Chapter III: Becoming One

1.6K 116 9
                                    

"Ne, Ace?"

"Hm?"

"Apa nanti malam kau akan pulang?"

"..."

"..."

"Entahlah, Luffy. Jika segala urusanku di kantor sudah selesai, aku pasti akan pulang."

.

.

Sepoi angin dingin yang menderu di kala itu... hanya akan menjadi sebuah entitas yang melambai semu tanpa memiliki percik empati terhadap manusia manapun yang hidup di dunia ini. Mereka hanya akan eksis sebagai bagian dari ciptaan Tuhan. Yang tak memiliki nyawa dan rasa. Yang tak memiliki kehendak dan tiada memiliki perasaan apapun. Mereka hanya bisa berhembus menerpa segalanya. Berhembus dan tak acuh dengan keadaan di sekeliling mereka. Terus berhembus dan selamanya seperti itu. Andai saja Luffy merupakan bagian dari entitas sepoi angin itu, tentu ia tak perlu susah-susah menjalani kehidupan yang semakin kompleks saja di dunia ini sebagai... manusia.

Ah... manusia...

Bukannya Luffy tak bersyukur karena tercipta sebagai seorang manusia. Tentu, manusia merupakan entitas sempurna yang ada di dalam jagad kehidupan ini. Mereka makhluk yang diagungkan Tuhan. Satu-satunya makhluk yang memiliki kehendak sendiri. Entitas mereka merupakan yang terbaik. Jika dibandingkan entitas mati seperti batu? Ataupun entitas tak bernalar seperti binatang.

Akan tetapi, kesempurnaan itulah yang membuat Luffy gentar. Manusia memiliki akal dan juga perasaan. Mereka dapat menalar segala apa yang terjadi di dalam kehidupan ini. Senang. Sedih. Sakit. Marah. Semua itu bisa mereka rasakan dengan baik. Mereka juga merupakan makhluk yang bermandikan ujian Tuhan. Karena itulah konsekuensi yang harus mereka terima sebagai makhluk dengan entitas paling sempurna di dunia ini. Sungguh kompleks, bukan?

Tak terkecuali saat ini.

Tak dapat dinafikkan bahwa memang ada guratan sendu yang tak kasat mata pada gestur air muka Luffy. Dadanya serasa berat karena terhujam pedihnya bulir rasa sepi. Perasaannya sebagai seorang manusia telah diuji. Kini, berdirilah ia di depan beranda mansion. Gol D. Ace sang suami hendak pergi untuk kembali berkutat pada pekerjaannya sebagai seorang bisnisman. Luffy tentu harus tertinggal sendiri lagi.
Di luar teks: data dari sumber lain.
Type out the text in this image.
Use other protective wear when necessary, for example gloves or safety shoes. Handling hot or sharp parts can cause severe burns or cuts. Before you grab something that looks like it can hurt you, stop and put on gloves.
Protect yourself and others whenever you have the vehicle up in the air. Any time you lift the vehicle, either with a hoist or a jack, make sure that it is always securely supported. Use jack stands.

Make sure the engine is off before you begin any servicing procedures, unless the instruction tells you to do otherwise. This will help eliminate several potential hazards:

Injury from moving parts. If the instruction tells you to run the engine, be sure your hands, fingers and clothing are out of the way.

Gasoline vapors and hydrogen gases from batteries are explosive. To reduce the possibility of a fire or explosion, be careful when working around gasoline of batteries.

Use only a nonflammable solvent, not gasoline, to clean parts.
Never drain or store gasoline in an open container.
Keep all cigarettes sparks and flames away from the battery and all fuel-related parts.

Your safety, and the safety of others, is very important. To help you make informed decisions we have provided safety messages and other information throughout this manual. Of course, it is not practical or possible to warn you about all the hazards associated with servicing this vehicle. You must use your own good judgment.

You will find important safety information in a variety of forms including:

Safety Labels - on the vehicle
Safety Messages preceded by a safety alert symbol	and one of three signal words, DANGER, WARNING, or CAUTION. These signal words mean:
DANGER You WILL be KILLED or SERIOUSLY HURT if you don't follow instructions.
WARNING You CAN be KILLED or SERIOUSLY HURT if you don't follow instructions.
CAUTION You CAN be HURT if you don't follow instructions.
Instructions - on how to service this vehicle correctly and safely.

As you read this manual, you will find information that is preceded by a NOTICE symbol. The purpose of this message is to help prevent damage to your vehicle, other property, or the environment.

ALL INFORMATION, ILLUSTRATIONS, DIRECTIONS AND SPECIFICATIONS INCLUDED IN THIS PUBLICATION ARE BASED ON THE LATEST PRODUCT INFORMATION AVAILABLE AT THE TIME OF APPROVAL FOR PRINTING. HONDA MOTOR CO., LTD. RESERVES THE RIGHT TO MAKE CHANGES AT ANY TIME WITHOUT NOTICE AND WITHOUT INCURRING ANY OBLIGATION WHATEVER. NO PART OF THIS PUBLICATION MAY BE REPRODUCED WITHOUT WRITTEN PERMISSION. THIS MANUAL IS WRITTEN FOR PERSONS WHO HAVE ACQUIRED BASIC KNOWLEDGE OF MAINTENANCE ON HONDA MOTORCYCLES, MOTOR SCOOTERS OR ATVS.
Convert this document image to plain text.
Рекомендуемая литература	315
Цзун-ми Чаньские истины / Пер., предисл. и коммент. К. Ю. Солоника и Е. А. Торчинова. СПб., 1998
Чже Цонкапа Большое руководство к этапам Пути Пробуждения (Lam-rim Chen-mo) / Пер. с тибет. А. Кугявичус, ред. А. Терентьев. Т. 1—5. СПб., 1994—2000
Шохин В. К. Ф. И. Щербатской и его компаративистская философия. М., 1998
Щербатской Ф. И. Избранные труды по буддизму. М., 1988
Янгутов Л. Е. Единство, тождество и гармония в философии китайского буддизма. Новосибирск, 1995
Sebenarnya tak masalah juga bagi putra Dragon itu untuk melepas kepergian suaminya. Ia bukanlah tipe orang melankolis yang mudah terbawa perasaan. Tapi setelah segenap masa yang sudah mereka lewati bersama, tentu kuatnya rasa kepedulian itu sungguh tak dapat dinampikkan lagi eksistensinya. Benang ikatan mereka semakin lekat. Bahkan, palung cinta yang mereka pendam satu sama lain itu semakin membesar di luar kesadaran mereka sendiri.

Dan Ace tahu bahwa kepergiannya akan selalu membuat bongkahan kesedihan menghujam Luffy dengan lalimnya. Prasasti takdir pun bersaksi bahwa putra Dragon itu semakin lama semakin bergantung pada dirinya. Intensitas mereka yang tak terlalu sering bisa bersama menyebabkan guratan rindu semakin terbangun, menebal menjadi sebuah dinding penyiksa yang sulit untuk diruntuhkan. Parasit kerinduan itu telah membuat hasrat mereka membuncah tak tertahankan.

Hingga buncahan hasrat yang seharusnya membawa bahagia, kini hanya berbalik membawa... luka.

"...aku janji bahwa setelah ini, akan ada waktu senggang dimana aku bisa menghabiskannya denganmu. Bersabarlah, Luffy." Ace tahu bahwa janji-janji yang ia guratkan itu hanya akan memberi euforia semu bagi Luffy. Sebuah euforia berjangka pendek yang jika tidak direalisasikan secepatnya, maka hanya akan menambah ngangahan luka di hati 'istri'nya. Dan janji itu juga bisa bertransisi menjadi sebuah pisau bermata dua. Jika ia melakukan kesalahan dengan mengingkarinya, maka... keingkaran itu hanya akan membuatnya resmi bergelar sebagai seorang pembohong ulung.